“8-Track of the Year” nominations now being accepted

8-track-tapeAs 2008 draws to a close, we turn our thoughts to the prestigious “8-Track of the Year” awards.  For those too young to remember, 8-track tapes were all the rage back in the 1970s.  A big, clunky endless loop tape was the hottest technology available.  You could actually play them in your car!  Imagine, music in your car…boggles the mind.  Anyway, 8-tracks are now the dinosaur of the digital age, which brings me back to our topic at hand: The 2008 8-Track Awards!  

Here’s how this works:  Nominate the church idea, practice, or product that is now completely obsolete.  Totally useless.  Nobody goes there anymore, kind-of-thing.  Example:  the weekly church bulletin service — you got a different blank bulletin with appropriate  full-color art work on the front.  Ideal for running through your “ditto” machine (remember?).  Okay, now it’s your turn.  The idea is to chronicle the changing church and how yesterday’s ideas are so, well, yesterday.  Have fun, play nice, and get your nominations in today!

12 thoughts on ““8-Track of the Year” nominations now being accepted”
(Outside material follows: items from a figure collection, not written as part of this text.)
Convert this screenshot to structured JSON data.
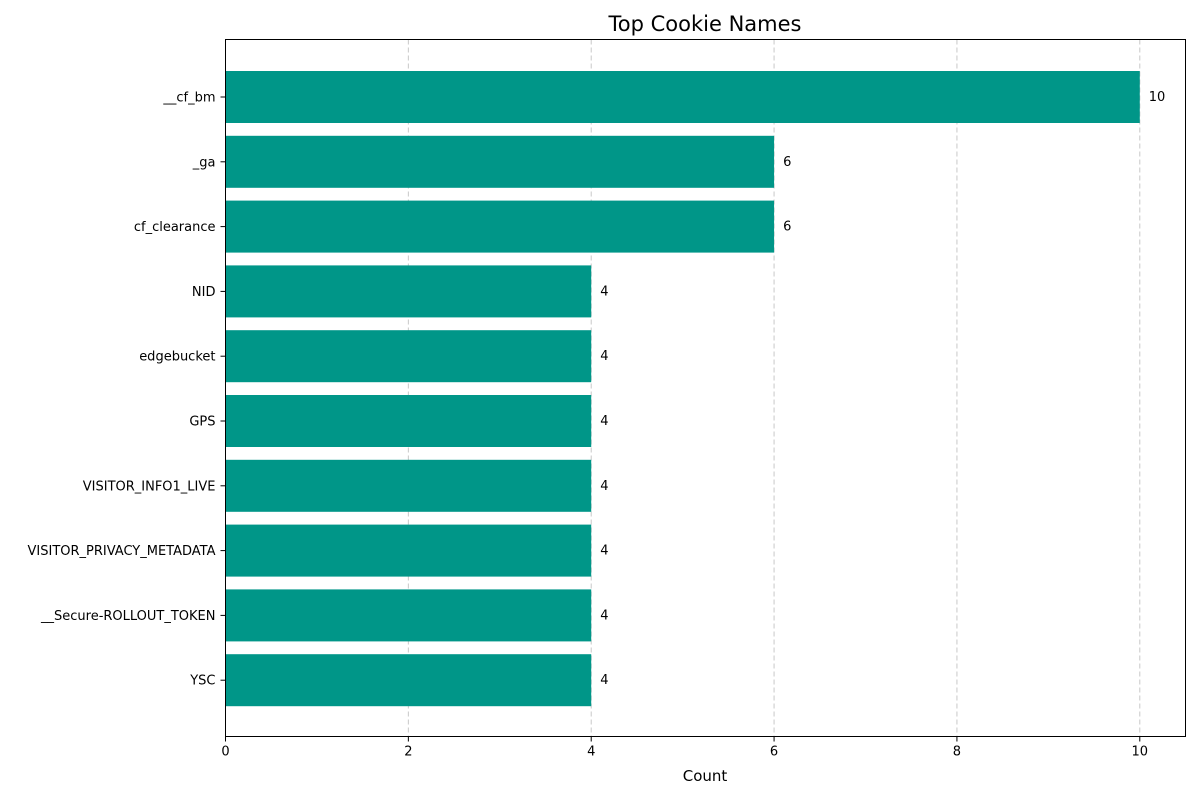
{
  "chart_data": {
    "type": "bar",
    "orientation": "horizontal",
    "title": "Top Cookie Names",
    "xlabel": "Count",
    "ylabel": "",
    "categories": [
      "__cf_bm",
      "_ga",
      "cf_clearance",
      "NID",
      "edgebucket",
      "GPS",
      "VISITOR_INFO1_LIVE",
      "VISITOR_PRIVACY_METADATA",
      "__Secure-ROLLOUT_TOKEN",
      "YSC"
    ],
    "values": [
      10,
      6,
      6,
      4,
      4,
      4,
      4,
      4,
      4,
      4
    ],
    "data_labels": [
      "10",
      "6",
      "6",
      "4",
      "4",
      "4",
      "4",
      "4",
      "4",
      "4"
    ],
    "xlim": [
      0,
      10.5
    ],
    "xticks": [
      0,
      2,
      4,
      6,
      8,
      10
    ],
    "xtick_labels": [
      "0",
      "2",
      "4",
      "6",
      "8",
      "10"
    ],
    "grid": "x-axis dashed",
    "bar_color": "#009688",
    "grid_color": "#c8c8c8"
  }
}
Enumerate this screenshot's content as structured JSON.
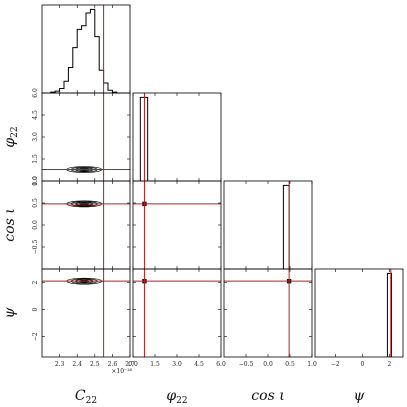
{
  "chart_data": {
    "type": "corner",
    "parameters": [
      {
        "key": "C22",
        "label_main": "C",
        "label_sub": "22",
        "range": [
          2.2,
          2.7
        ],
        "ticks": [
          2.3,
          2.4,
          2.5,
          2.6,
          2.7
        ],
        "tick_labels": [
          "2.3",
          "2.4",
          "2.5",
          "2.6",
          "2.7"
        ],
        "multiplier": "×10⁻²⁶"
      },
      {
        "key": "phi22",
        "label_main": "φ",
        "label_sub": "22",
        "range": [
          0,
          6.0
        ],
        "ticks": [
          0,
          1.5,
          3.0,
          4.5,
          6.0
        ],
        "tick_labels": [
          "0.0",
          "1.5",
          "3.0",
          "4.5",
          "6.0"
        ]
      },
      {
        "key": "cosiota",
        "label_main": "cos ι",
        "label_sub": "",
        "range": [
          -1.0,
          1.0
        ],
        "ticks": [
          -0.5,
          0.0,
          0.5,
          1.0
        ],
        "tick_labels": [
          "−0.5",
          "0.0",
          "0.5",
          "1.0"
        ]
      },
      {
        "key": "psi",
        "label_main": "ψ",
        "label_sub": "",
        "range": [
          -3.5,
          3.0
        ],
        "ticks": [
          -2,
          0,
          2
        ],
        "tick_labels": [
          "−2",
          "0",
          "2"
        ]
      }
    ],
    "truth": {
      "C22": 2.55,
      "phi22": 0.78,
      "cosiota": 0.48,
      "psi": 2.1
    },
    "hist_C22": {
      "bins": [
        2.2,
        2.225,
        2.25,
        2.275,
        2.3,
        2.325,
        2.35,
        2.375,
        2.4,
        2.425,
        2.45,
        2.475,
        2.5,
        2.525,
        2.55,
        2.575,
        2.6,
        2.625,
        2.65,
        2.675,
        2.7
      ],
      "counts": [
        0,
        0,
        0.01,
        0.02,
        0.05,
        0.13,
        0.28,
        0.5,
        0.7,
        0.74,
        0.88,
        0.92,
        0.62,
        0.25,
        0.11,
        0.03,
        0.01,
        0,
        0,
        0
      ]
    },
    "hist_phi22": {
      "bins": [
        0.5,
        0.75,
        1.0
      ],
      "counts": [
        1.0,
        1.0
      ]
    },
    "hist_cosiota": {
      "bins": [
        0.35,
        0.42,
        0.48
      ],
      "counts": [
        1.0,
        1.0
      ]
    },
    "hist_psi": {
      "bins": [
        1.85,
        2.0,
        2.15
      ],
      "counts": [
        1.0,
        1.0
      ]
    },
    "posterior_center": {
      "C22": 2.44,
      "phi22": 0.78,
      "cosiota": 0.48,
      "psi": 2.1
    },
    "posterior_halfwidth": {
      "C22": 0.1
    }
  }
}
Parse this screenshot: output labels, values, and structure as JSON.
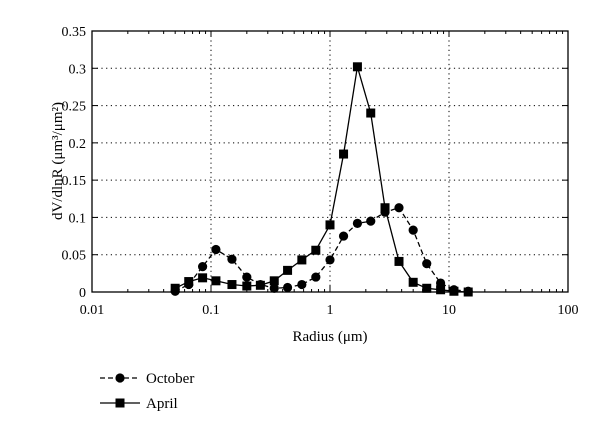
{
  "chart_data": {
    "type": "line",
    "title": "",
    "xlabel": "Radius (μm)",
    "ylabel": "dV/dlnR (μm³/μm²)",
    "x_scale": "log",
    "xlim": [
      0.01,
      100
    ],
    "ylim": [
      0,
      0.35
    ],
    "x_ticks": [
      0.01,
      0.1,
      1,
      10,
      100
    ],
    "x_tick_labels": [
      "0.01",
      "0.1",
      "1",
      "10",
      "100"
    ],
    "y_ticks": [
      0,
      0.05,
      0.1,
      0.15,
      0.2,
      0.25,
      0.3,
      0.35
    ],
    "y_tick_labels": [
      "0",
      "0.05",
      "0.1",
      "0.15",
      "0.2",
      "0.25",
      "0.3",
      "0.35"
    ],
    "grid": "dotted",
    "legend_position": "bottom-left",
    "series": [
      {
        "name": "October",
        "marker": "circle",
        "line_style": "dashed",
        "color": "#000000",
        "x": [
          0.05,
          0.065,
          0.085,
          0.11,
          0.15,
          0.2,
          0.26,
          0.34,
          0.44,
          0.58,
          0.76,
          1.0,
          1.3,
          1.7,
          2.2,
          2.9,
          3.8,
          5.0,
          6.5,
          8.5,
          11.0,
          14.5
        ],
        "y": [
          0.001,
          0.01,
          0.034,
          0.057,
          0.044,
          0.02,
          0.01,
          0.005,
          0.006,
          0.01,
          0.02,
          0.043,
          0.075,
          0.092,
          0.095,
          0.107,
          0.113,
          0.083,
          0.038,
          0.012,
          0.003,
          0.001
        ]
      },
      {
        "name": "April",
        "marker": "square",
        "line_style": "solid",
        "color": "#000000",
        "x": [
          0.05,
          0.065,
          0.085,
          0.11,
          0.15,
          0.2,
          0.26,
          0.34,
          0.44,
          0.58,
          0.76,
          1.0,
          1.3,
          1.7,
          2.2,
          2.9,
          3.8,
          5.0,
          6.5,
          8.5,
          11.0,
          14.5
        ],
        "y": [
          0.005,
          0.014,
          0.019,
          0.015,
          0.01,
          0.008,
          0.009,
          0.015,
          0.029,
          0.043,
          0.056,
          0.09,
          0.185,
          0.302,
          0.24,
          0.113,
          0.041,
          0.013,
          0.005,
          0.003,
          0.001,
          0.0
        ]
      }
    ]
  }
}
  1. You mean the canned bulletins are out? I nearly got my head lopped off for suggesting that our church quit using those! How in the world would we know what’s going on at church? My favorite part of the bulletins is printing them for everyone to read, then the church insisting that someone read the bulletin announcements to the church at the end of the service. I wish this were an 8-track item for me!

  2. I actually thing clever powerpoint presentations are out. I notice less and less people use them. I know that is a more modern example but it is becoming more obsolete.

  3. Dan and Cyn, thanks. Both good candidates for the 8-track award. Thanks to all who joined in the fun. I’ll let you choose the winner…or loser, I guess would be more precise. -Chuck

  4. I’ll play, even though I’m late to the game (but did give you some link love on my blog). My nomination? Offering envelopes, especially boxes of them for each family with their number or other identifier on each envelope (plus extra envelopes every month for “the building fund”, “the school fund”, seasonal offerings, mission offerings, etc.

    It’s the 21st century. The term is “direct deposit”.